|||

Video Transcript

X

How I Broke `git push heroku main`

Incidents are inevitable. Any platform, large or small will have them. While resiliency work will definitely be an important factor in reducing the number of incidents, hoping to remove all of them (and therefore reach 100% uptime) is not an achievable goal.

We should, however, learn as much as we can from incidents, so we can avoid repeating them.

In this post, we will look at one of those incidents, #2105, see how it happened (spoiler: I messed up), and what we’re doing to avoid it from happening again (spoiler: I’m not fired).

Git push inception

Our Git server is a component written in Go which can listen for HTTP and SSH connections to process a Git command. While we try to run all our components as Heroku apps on our platform just like Heroku customers, this component is different, as it has several constraints which make it unsuitable for running on the Heroku platform. Indeed, Heroku currently only provides HTTP routing, so it can’t handle incoming SSH connections.

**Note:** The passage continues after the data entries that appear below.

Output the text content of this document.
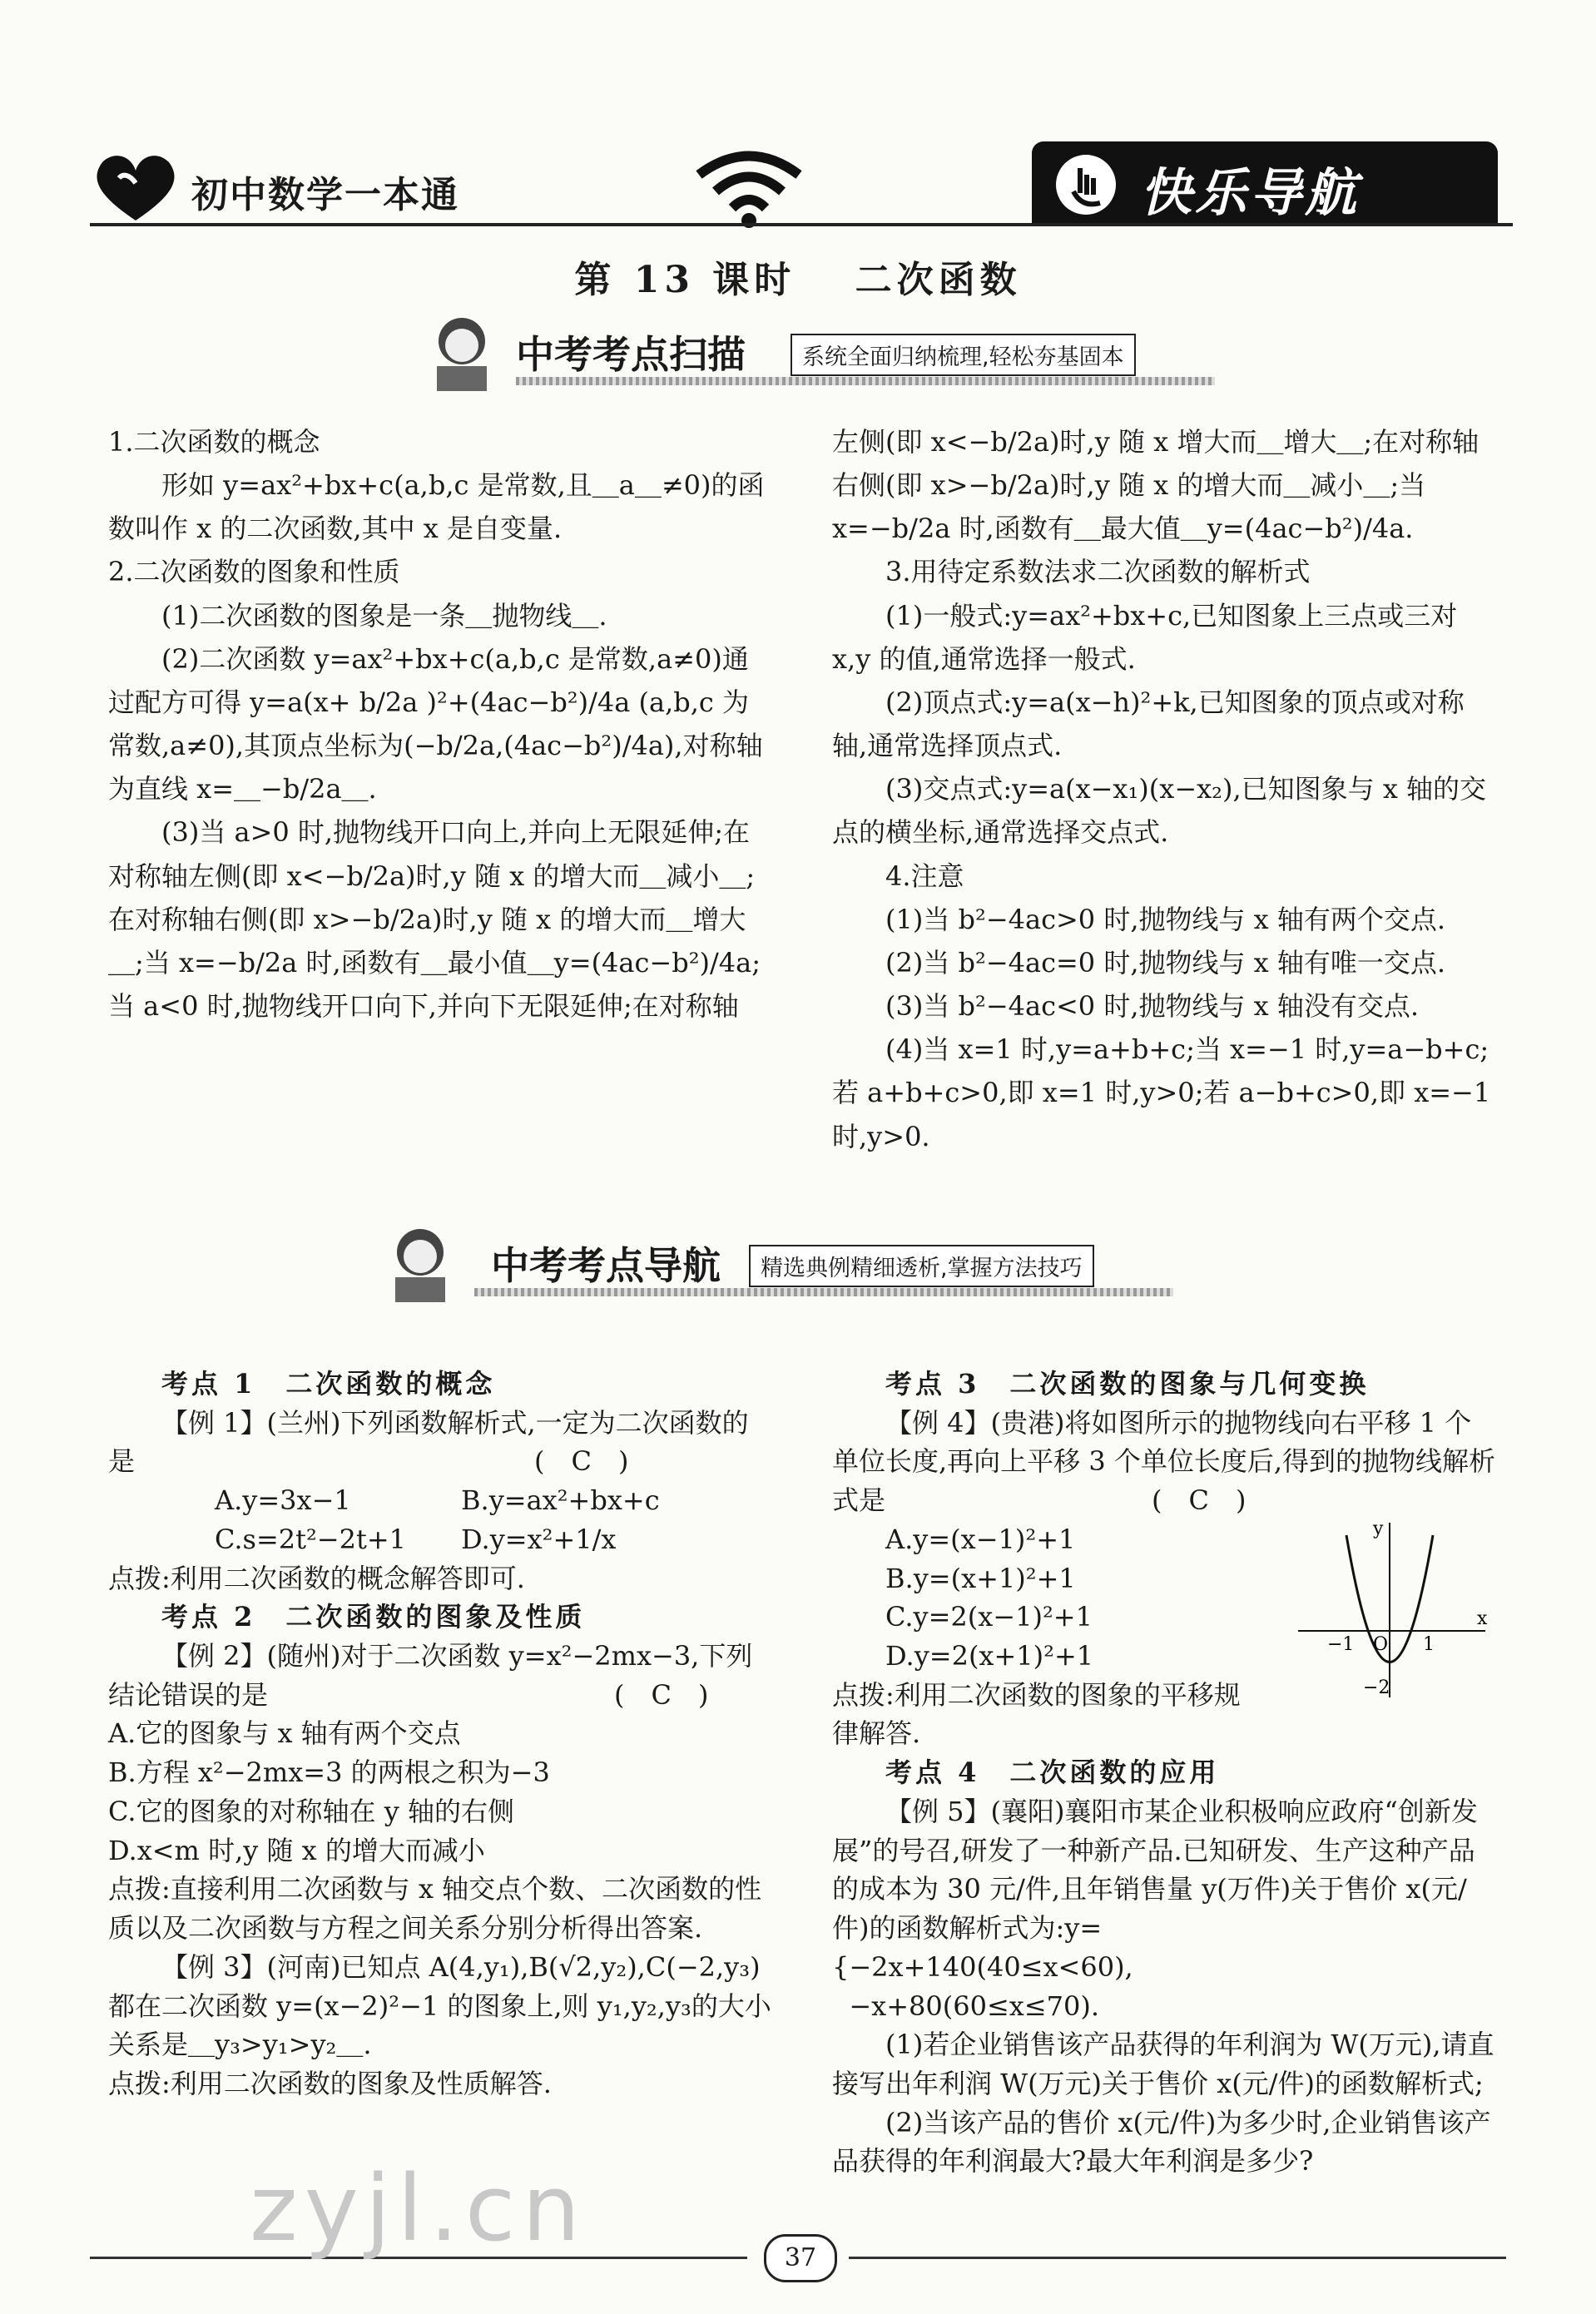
初中数学一本通	快乐导航
第 13 课时　 二次函数
中考考点扫描	系统全面归纳梳理,轻松夯基固本

1.二次函数的概念

形如 y=ax²+bx+c(a,b,c 是常数,且＿a＿≠0)的函数叫作 x 的二次函数,其中 x 是自变量.

2.二次函数的图象和性质

(1)二次函数的图象是一条＿抛物线＿.

(2)二次函数 y=ax²+bx+c(a,b,c 是常数,a≠0)通过配方可得 y=a(x+ b/2a )²+(4ac−b²)/4a (a,b,c 为常数,a≠0),其顶点坐标为(−b/2a,(4ac−b²)/4a),对称轴为直线 x=＿−b/2a＿.

(3)当 a>0 时,抛物线开口向上,并向上无限延伸;在对称轴左侧(即 x<−b/2a)时,y 随 x 的增大而＿减小＿;在对称轴右侧(即 x>−b/2a)时,y 随 x 的增大而＿增大＿;当 x=−b/2a 时,函数有＿最小值＿y=(4ac−b²)/4a;当 a<0 时,抛物线开口向下,并向下无限延伸;在对称轴

左侧(即 x<−b/2a)时,y 随 x 增大而＿增大＿;在对称轴右侧(即 x>−b/2a)时,y 随 x 的增大而＿减小＿;当 x=−b/2a 时,函数有＿最大值＿y=(4ac−b²)/4a.

3.用待定系数法求二次函数的解析式

(1)一般式:y=ax²+bx+c,已知图象上三点或三对 x,y 的值,通常选择一般式.

(2)顶点式:y=a(x−h)²+k,已知图象的顶点或对称轴,通常选择顶点式.

(3)交点式:y=a(x−x₁)(x−x₂),已知图象与 x 轴的交点的横坐标,通常选择交点式.

4.注意

(1)当 b²−4ac>0 时,抛物线与 x 轴有两个交点.

(2)当 b²−4ac=0 时,抛物线与 x 轴有唯一交点.

(3)当 b²−4ac<0 时,抛物线与 x 轴没有交点.

(4)当 x=1 时,y=a+b+c;当 x=−1 时,y=a−b+c;若 a+b+c>0,即 x=1 时,y>0;若 a−b+c>0,即 x=−1 时,y>0.

中考考点导航	精选典例精细透析,掌握方法技巧

考点 1　二次函数的概念

【例 1】(兰州)下列函数解析式,一定为二次函数的是　　　　　　　　　　　　　　　(　C　)

A.y=3x−1	B.y=ax²+bx+c

C.s=2t²−2t+1 D.y=x²+1/x

点拨:利用二次函数的概念解答即可.

考点 2　二次函数的图象及性质

【例 2】(随州)对于二次函数 y=x²−2mx−3,下列结论错误的是　　　　　　　　　　　　　(　C　)

A.它的图象与 x 轴有两个交点

B.方程 x²−2mx=3 的两根之积为−3

C.它的图象的对称轴在 y 轴的右侧

D.x<m 时,y 随 x 的增大而减小

点拨:直接利用二次函数与 x 轴交点个数、二次函数的性质以及二次函数与方程之间关系分别分析得出答案.

【例 3】(河南)已知点 A(4,y₁),B(√2,y₂),C(−2,y₃)都在二次函数 y=(x−2)²−1 的图象上,则 y₁,y₂,y₃的大小关系是＿y₃>y₁>y₂＿.

点拨:利用二次函数的图象及性质解答.

考点 3　二次函数的图象与几何变换

【例 4】(贵港)将如图所示的抛物线向右平移 1 个单位长度,再向上平移 3 个单位长度后,得到的抛物线解析式是　　　　　　　　　　(　C　)

A.y=(x−1)²+1

B.y=(x+1)²+1

C.y=2(x−1)²+1

D.y=2(x+1)²+1

点拨:利用二次函数的图象的平移规律解答.

考点 4　二次函数的应用

【例 5】(襄阳)襄阳市某企业积极响应政府“创新发展”的号召,研发了一种新产品.已知研发、生产这种产品的成本为 30 元/件,且年销售量 y(万件)关于售价 x(元/件)的函数解析式为:y=

{−2x+140(40≤x<60),

−x+80(60≤x≤70).

(1)若企业销售该产品获得的年利润为 W(万元),请直接写出年利润 W(万元)关于售价 x(元/件)的函数解析式;

(2)当该产品的售价 x(元/件)为多少时,企业销售该产品获得的年利润最大?最大年利润是多少?

y
x
O
−1	1
−2
37
zyjl.cn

This component is therefore hosted as a “kernel app” using an internal framework which mimics the behavior of Heroku, but runs directly on virtual servers.

Whenever we deploy new code for this component, we will mark instances running the previous version of the code as poisoned. They won’t be able to receive new requests but will have the time they need to finish processing any ongoing requests (every Git push is one request, and those can take up to one hour). Once they don’t have any active requests open, the process will stop and restart using the new code.

When all selected instances have been deployed to, we can move to another batch, and repeat until all instances are running the new code.

It was such a nice morning

On September 3, I had to deploy a change to switch from calling one internal API endpoint to another. It included a new authentication method between components.

This deploy was unusual because it required setting a new configuration variable, which includes the following manual actions:

  1. Set the new config variable with the framework handling our instances
  2. Run a command to have the new config variable transmitted to every instance
  3. Trigger the deploy so the config variables starts being used

So, on that morning, I started deploying our staging instance. I set the new configuration variable on both staging and production. Then, I had the config variables transmitted to every instance, but only in staging as I figured I’d avoid touching production right now. Finally, I kicked off the staging deployment, and started monitoring that everything went smoothly, which it did.

A few hours later, I went on to production.

Houston, we have a problem

I started my production deployment. Since I had set the configuration variable earlier, I went straight to deploying the new code.

You may see what I did wrong now.

So my code change went to a batch of instances. I didn’t move to another batch though, as I was about to go to lunch. There was no rush to move forward right away, especially since deploying every instance can take several hours.

So I went to lunch, but came back a few minutes later as an alert had gone off.

Screenshot 2020-09-09 at 10

The spike you can see on this graph is HTTP 401 responses.

If you read carefully the previous section, you may have noticed that I set the new configuration variable in production, but didn’t apply it to the instances. So my deploy to a batch of servers didn’t have the new configuration variable, meaning we were making unauthenticated calls to a private API, which gave us 401 responses. Hence the 401s being sent back publicly.

Once I realized that, I ran the script to transmit the configuration variables to the instances, killed the impacted processes, which restarted using the updated configuration variables, and the problem was resolved.

Did I mess up?

An untrained eye could say “wow, you messed up bad. Why didn’t you run that command?”, and they would be right. Except they actually wouldn’t.

The problem isn’t that I forgot to run one command. It’s that the system has allowed me to go forward with the deployment when it could have helped me avoid the issue.

Before figuring out any solution, the real fix is to do a truly blameless retrospective. If we had been blaming me for forgetting to run a command instead of focusing on why the system still permitted the deployment, I would probably have felt unsafe reporting this issue, and we would not have been able to improve our systems so that this doesn’t happen again.

Then we can focus on solutions. In this specific case, we are going to merge the two steps of updating configuration variables and deploying code into a single step. That way there isn’t an additional step to remember to run from time to time.

If we didn’t want or were unable to merge the two steps, we could also have added a safeguard in the form of a confirmation warning if we’re trying to deploy the application’s code while configuration variables aren’t synchronized.

Computers are dumb, but they don’t make mistakes

Relying on humans to perform multiple manual actions, especially when some of them are only required rarely (we don’t change configuration variables often) is a recipe for incidents.

Our job as engineers is to build systems that avoid those human flaws, so we can do our human job of thinking about new things, and computers can do theirs: performing laborious and repetitive tasks.

This incident shows how a blameless culture benefits everyone in a company (and customers!). Yes, I messed up. But the fix is to improve the process, not to assign blame. We can’t expect folks to be robots who never make mistakes. Instead, we need to build a system that’s safe enough so those mistakes can’t happen.